How Intersectionality Can Help Us Understand Women and Racial Minorities Supporting Donald Trump

People are complicated, and can’t be defined by a single label.

By Paige Miller

(Photo: Isaac Brekken/Getty Images)

In a recent poll of registered voters by Pew Research Center, 30 percent of women, 26 percent of people of Hispanic descent, and 2 percent of black people say they’re planning to vote for Donald Trump. In fact, polls consistently find that women and racial minorities favor Hillary Clinton. So, what do we make of the statistics-defying members of those groups who support Trump?

For many, this fact is source of cognitive dissonance, that uncomfortable feeling of knowingly holding irreconcilable beliefs. How could women, racial minorities, and especially minorities who are women, support a man who so persistently insults and attacks them? The discomfort of dissonance has led some to look for answers, with a few coming to the conclusion that supporting Trump is equivalent to betrayal — an identity-voiding decision (“You’re not true Mexican”) — and that women and racial minorities who support Trump are “hypocritical” and “ought to be ashamed.”

This sense of cognitive dissonance though, the idea that it’s “strange” for women or racial minorities to support Trump, is based on identity politics. Such politics has its strengths, but it also risks reducing complex social beings into one-dimensional labels, with the assumption that the label is the most important thing about them. In this case, critics of women and racial minorities for Trump find their support of him to be more incomprehensible than that of others, based on identity alone. Thus, the individual blurs into a monolithic group, where each person is expected to be politically identical to the whole, thereby setting up the case for Trump support to be framed as a betrayal.

In fact, people are complex. They carry many intersecting identities at once, sometimes ones with conflicting politics attached, as well as a suite of other personal characteristics and structural situations.

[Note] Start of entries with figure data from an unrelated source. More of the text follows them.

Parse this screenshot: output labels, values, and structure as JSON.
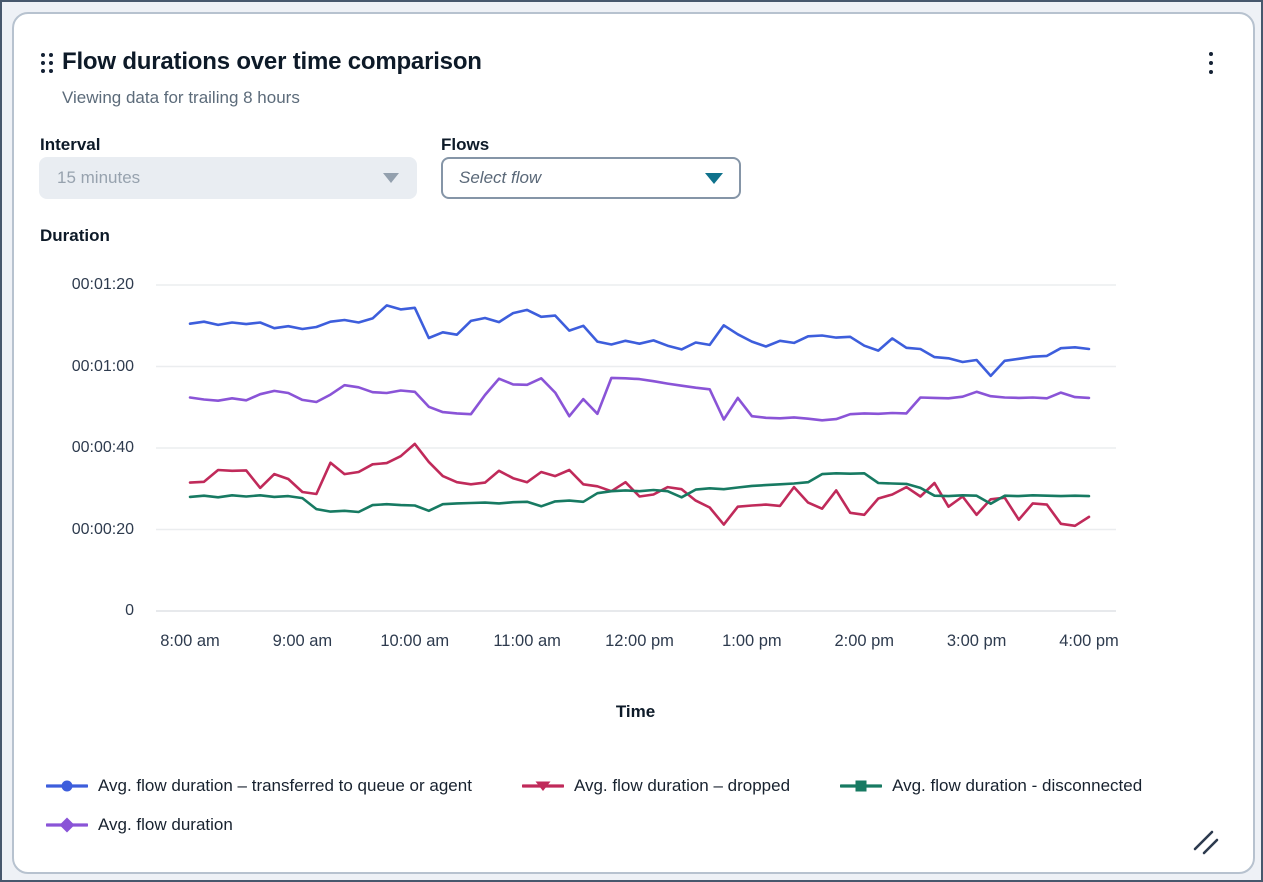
{
  "card": {
    "title": "Flow durations over time comparison",
    "subtitle": "Viewing data for trailing 8 hours"
  },
  "controls": {
    "interval_label": "Interval",
    "interval_value": "15 minutes",
    "interval_disabled": true,
    "flows_label": "Flows",
    "flows_placeholder": "Select flow"
  },
  "icons": {
    "drag": "drag-handle-icon",
    "menu": "kebab-menu-icon",
    "interval_caret": "chevron-down-icon",
    "flows_caret": "chevron-down-icon",
    "resize": "resize-handle-icon"
  },
  "colors": {
    "series_blue": "#3d5edc",
    "series_red": "#c02a5a",
    "series_teal": "#177a62",
    "series_purple": "#8a54d7",
    "flows_accent": "#0f728c",
    "card_border": "#b7c2cf",
    "grid_line": "#ebedef",
    "baseline": "#dfe2e5",
    "text_primary": "#0d1a28",
    "text_secondary": "#5c6b7a",
    "disabled_bg": "#e9edf2",
    "disabled_text": "#97a2ae"
  },
  "chart_data": {
    "type": "line",
    "title": "",
    "ylabel": "Duration",
    "xlabel": "Time",
    "ylim": [
      0,
      84
    ],
    "grid": true,
    "legend_position": "bottom",
    "y_ticks": [
      "00:01:20",
      "00:01:00",
      "00:00:40",
      "00:00:20",
      "0"
    ],
    "y_tick_values_seconds": [
      80,
      60,
      40,
      20,
      0
    ],
    "x_ticks": [
      "8:00 am",
      "9:00 am",
      "10:00 am",
      "11:00 am",
      "12:00 pm",
      "1:00 pm",
      "2:00 pm",
      "3:00 pm",
      "4:00 pm"
    ],
    "x_range": [
      "8:00 am",
      "4:00 pm"
    ],
    "units": "duration hh:mm:ss (values below in seconds)",
    "series": [
      {
        "name": "Avg. flow duration – transferred to queue or agent",
        "color": "#3d5edc",
        "marker": "circle",
        "values": [
          70.5,
          71.0,
          70.2,
          70.8,
          70.4,
          70.8,
          69.4,
          69.9,
          69.2,
          69.7,
          71.0,
          71.4,
          70.8,
          71.8,
          75.0,
          74.0,
          74.4,
          67.0,
          68.4,
          67.8,
          71.2,
          71.9,
          70.9,
          73.1,
          73.9,
          72.2,
          72.5,
          68.8,
          70.0,
          66.1,
          65.4,
          66.3,
          65.6,
          66.4,
          65.1,
          64.2,
          65.9,
          65.3,
          70.1,
          67.9,
          66.1,
          64.9,
          66.3,
          65.8,
          67.4,
          67.6,
          67.1,
          67.3,
          65.1,
          63.9,
          66.9,
          64.6,
          64.3,
          62.3,
          62.0,
          61.1,
          61.6,
          57.7,
          61.4,
          61.9,
          62.4,
          62.6,
          64.5,
          64.7,
          64.3
        ]
      },
      {
        "name": "Avg. flow duration – dropped",
        "color": "#c02a5a",
        "marker": "triangle-down",
        "values": [
          31.5,
          31.7,
          34.6,
          34.4,
          34.5,
          30.2,
          33.6,
          32.4,
          29.2,
          28.7,
          36.4,
          33.6,
          34.1,
          36.0,
          36.3,
          38.0,
          41.0,
          36.6,
          33.1,
          31.6,
          31.1,
          31.5,
          34.4,
          32.6,
          31.6,
          34.1,
          33.1,
          34.6,
          31.1,
          30.6,
          29.4,
          31.6,
          28.1,
          28.6,
          30.4,
          29.9,
          27.1,
          25.4,
          21.2,
          25.6,
          25.9,
          26.1,
          25.8,
          30.4,
          26.6,
          25.1,
          29.6,
          24.1,
          23.6,
          27.6,
          28.6,
          30.4,
          28.1,
          31.4,
          25.6,
          28.1,
          23.6,
          27.4,
          27.8,
          22.4,
          26.4,
          26.1,
          21.4,
          20.9,
          23.1
        ]
      },
      {
        "name": "Avg. flow duration - disconnected",
        "color": "#177a62",
        "marker": "square",
        "values": [
          28.0,
          28.3,
          27.9,
          28.4,
          28.1,
          28.4,
          28.0,
          28.2,
          27.7,
          25.0,
          24.4,
          24.6,
          24.3,
          26.0,
          26.2,
          26.0,
          25.9,
          24.6,
          26.2,
          26.4,
          26.5,
          26.6,
          26.4,
          26.7,
          26.8,
          25.7,
          26.9,
          27.1,
          26.8,
          28.9,
          29.4,
          29.6,
          29.4,
          29.7,
          29.4,
          27.9,
          29.8,
          30.1,
          29.9,
          30.3,
          30.7,
          30.9,
          31.1,
          31.3,
          31.6,
          33.6,
          33.8,
          33.7,
          33.8,
          31.4,
          31.3,
          31.2,
          30.2,
          28.3,
          28.2,
          28.4,
          28.3,
          26.3,
          28.3,
          28.2,
          28.4,
          28.3,
          28.2,
          28.3,
          28.2
        ]
      },
      {
        "name": "Avg. flow duration",
        "color": "#8a54d7",
        "marker": "diamond",
        "values": [
          52.4,
          51.9,
          51.6,
          52.2,
          51.7,
          53.2,
          54.0,
          53.5,
          51.8,
          51.3,
          53.1,
          55.4,
          54.9,
          53.7,
          53.5,
          54.1,
          53.8,
          50.1,
          48.8,
          48.5,
          48.3,
          53.0,
          57.0,
          55.6,
          55.5,
          57.1,
          53.6,
          47.8,
          52.0,
          48.4,
          57.2,
          57.1,
          56.9,
          56.4,
          55.8,
          55.3,
          54.8,
          54.4,
          47.0,
          52.3,
          47.8,
          47.4,
          47.3,
          47.5,
          47.2,
          46.8,
          47.1,
          48.3,
          48.5,
          48.4,
          48.6,
          48.5,
          52.4,
          52.3,
          52.2,
          52.6,
          53.8,
          52.7,
          52.4,
          52.3,
          52.4,
          52.2,
          53.6,
          52.5,
          52.3
        ]
      }
    ]
  }
}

People make political choices that seem to contradict some of their identities not because they’re hypocrites, but because most people are themselves a whole host of contradictions. Reality is never so clear cut and finite as a singular label, nor are humans so easily generalized.

Given these realities, the poll numbers with which I began this post make some sense. Trump has insulted and degraded women and minorities, and he has made policy promises that threaten them too. Based on these facts, it should be no surprise that he is losing large swaths of those groups to Clinton. But, given the complexity of identity, it should also be no surprise that he isn’t losing all of them. People are complicated, and politics is as well.